Calls are renewed to 'defund the police,' but what does that mean?

Calls to "defund the police" are sweeping the country from Minneapolis to Police to Chicago, where this photo was taken. (Brian Cassella/Chicago Tribune/TNS) TNSTNS

Lakayana Drury, Marcia Perez and Elliott Young

Drury, Perez and Young are members of the racial equity subcommittee of the Portland Committee on Community-Engaged Policing.

Police need to stop killing black people. Despite more training, more dialogue with the public and other reforms adopted over the years, police continue to murder black people with no consequences from a legal system that provides officers almost total immunity. The time has come to stop talking about reform and begin to think about transforming policing as we know it.

That starts by cutting funding.

The nationwide movement to “defund the police” is spreading from Minneapolis to New York City to Portland as people tire of the unfulfilled promises that reforms will curb police violence. The answer instead is to shrink the scope of activities in which police engage. While for some, the idea of a society with fewer police is scary, for others, especially black, indigenous, communities of color and other marginalized people, the reduction of police officers in our neighborhoods, schools, workplaces and streets is a long-overdue change.

The Portland Committee on Community-Engaged Policing, which was created to provide police oversight as part of a federal justice settlement over excessive force allegations, stands with those advocating for a better solution. The committee, of which we are members, voted on Sunday to recommend that the city “defund the police and refund our communities.”

What does that look like?

We can begin by institutionalizing community accountability, redirecting funds and focusing on public health needs.

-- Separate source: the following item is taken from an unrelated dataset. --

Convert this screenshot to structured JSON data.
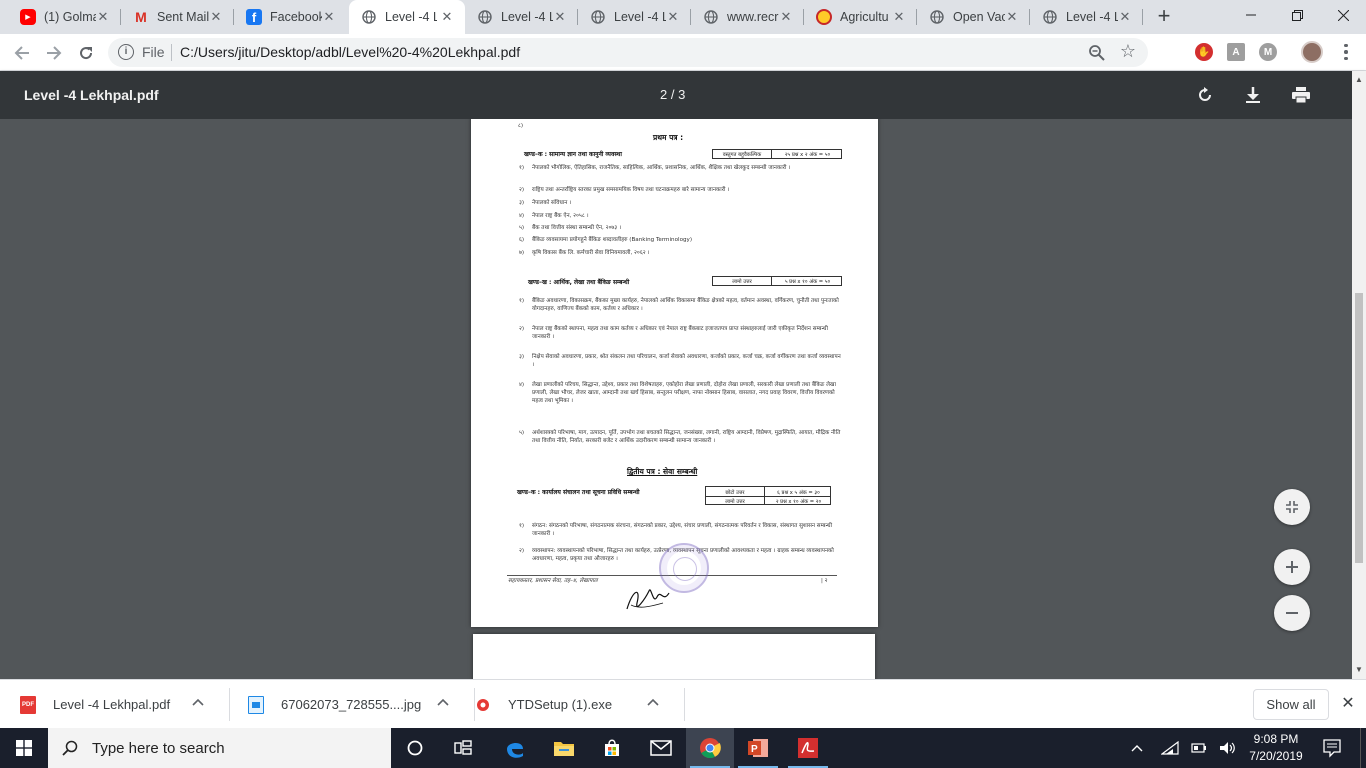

We need to invest in our communities. Over the past 40 years, Oregon’s investment in schools, housing and health care has not kept up with the public’s need. Meanwhile, as the general fund has grown over the past decade, the city has continued to devote about a third to the police budget alone. Portland spends a higher percentage of its general fund on police than Atlanta, Baltimore, Detroit, Los Angeles, and New York City, according to the Center for Popular Democracy.

As police budgets have grown, police have been increasingly outfitted like soldiers going to war rather than as community safety officers. At the same time, the role police have been asked to play in society has expanded. Today, police are the first-responders for the houseless, people with mental illness, those suffering from addiction and misbehaving schoolchildren. All of these functions can best be handled by trained social workers, public health professionals, and educators rather than armed police. The removal of police from Portland schools is a positive step to ending the school-to-prison pipeline, but more money is needed to hire counselors in the schools to address the root causes that lead to inequitable student outcomes.

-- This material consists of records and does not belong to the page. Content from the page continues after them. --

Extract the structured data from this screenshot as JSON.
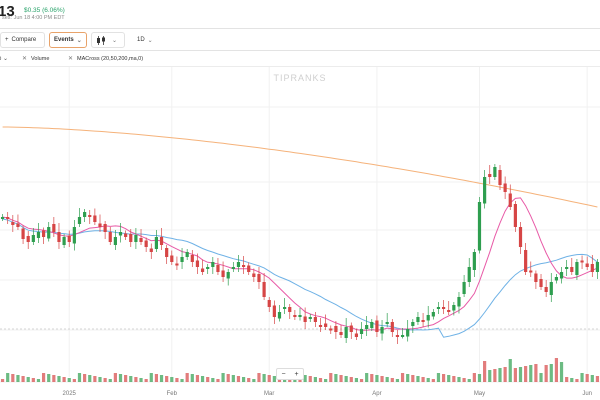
{
  "header": {
    "price": "13",
    "change": "$0.35 (6.06%)",
    "close_time": "ses: Jun 18 4:00 PM EDT"
  },
  "toolbar": {
    "compare_label": "Compare",
    "events_label": "Events",
    "interval_label": "1D"
  },
  "indicators": [
    {
      "label": "Volume"
    },
    {
      "label": "MACross (20,50,200,ma,0)"
    }
  ],
  "colors": {
    "up": "#2e9e4f",
    "down": "#d64545",
    "ma20": "#e85aa7",
    "ma50": "#6fb2e6",
    "ma200": "#f5b27a",
    "accent": "#e8a36a"
  },
  "chart_data": {
    "type": "candlestick",
    "watermark": "TIPRANKS",
    "x_tick_labels": [
      {
        "label": "2025",
        "i": 13
      },
      {
        "label": "Feb",
        "i": 33
      },
      {
        "label": "Mar",
        "i": 52
      },
      {
        "label": "Apr",
        "i": 73
      },
      {
        "label": "May",
        "i": 93
      },
      {
        "label": "Jun",
        "i": 114
      }
    ]
  },
  "zoom": {
    "minus": "−",
    "plus": "+"
  }
}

Shrinking the police also means decriminalizing a range of activities including drug possession and use. In its place, we should adopt harm reduction strategies, such as safe injection sites and drug and alcohol addiction counseling. Drug task forces should be ended and raids banned. Similarly, vice units that criminalize adult consensual sex work should be ended and support services should be offered to those sex workers who want them.

The police model must shift from a focus on petty-offenses and more investment should be made to support those in need. We can resolve discriminatory fare-evasion policing by making mass transit free. Police disproportionately target black and brown youth for low-level, victimless crimes and these interactions too often end in violence or death. Eric Garner was killed for allegedly selling cigarettes and George Floyd was killed for passing a fake $20 bill. The police should never be involved in these situations in the first place.

Shrinking police does not mean getting rid of all police. Police will still be needed to investigate homicides, rapes, and other violent crimes. But the goal would be to bring perpetrators into a restorative justice process rather than incarceration and trying to remediate the causes of such social ills. However, given that violent crime has declined dramatically in Portland since the mid-1980s, and today such crime stands at about one-fifth of where it was, the need for police has diminished. After reducing the scope of policing, there will need to be a small group of community safety officers who can respond to active-shooters, but, in reality, these situations are extremely rare.

Defunding the police does not mean chaos and anarchy. It means reinvesting in our communities, especially the black community and other communities of color, the poor, and the disenfranchised. We can spend the next 50 years talking about police reform or we can begin to build a better world in which police are not the answer to everything. The lives of so many depend on which we choose.